Astronauts on the space station see the moon many times per day because they orbit Earth about once every 90 minutes. It helps that their viewing platform is far above any clouds.
Gerst trained on Earth to use all the photo gear at the space station before he launched into orbit.
On July 27, 2018 — when the moon was eclipsed by Earth's shadow — Gerst was ready. The core of the planet's shadow, called the umbra, colored the moon red because of the way Earth's atmosphere refracts the sun's light.
The moon was in totality (fully shadowed by the umbra) for nearly an hour and 43 minutes.
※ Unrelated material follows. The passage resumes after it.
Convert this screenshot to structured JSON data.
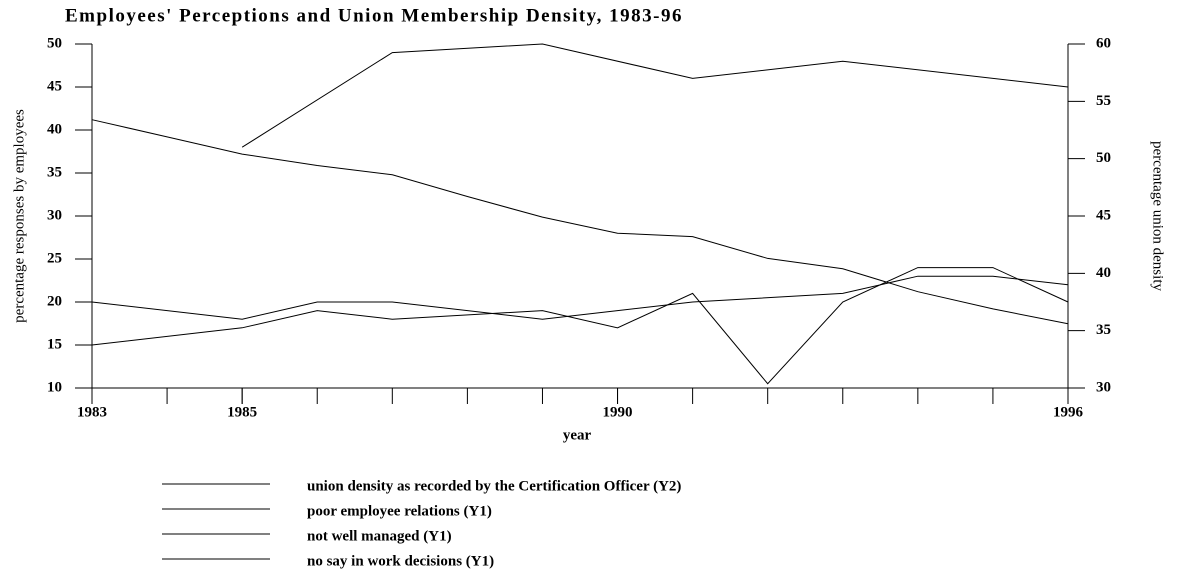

Views during the partial eclipse, when the moon is in Earth's outer shadow, or penumbra, were equally haunting.
Gerst managed to snap a handful of pictures before the blood moon wrapped up. "Caught the moon leaving Earth's core shadow, just before setting over the South Atlantic," Gerst said of this photo. "Last photo of the lunar eclipse taken from ISS."
When he's not shooting a lunar eclipse, the German astronaut likes to photograph long shadows cast by cloud formations below him.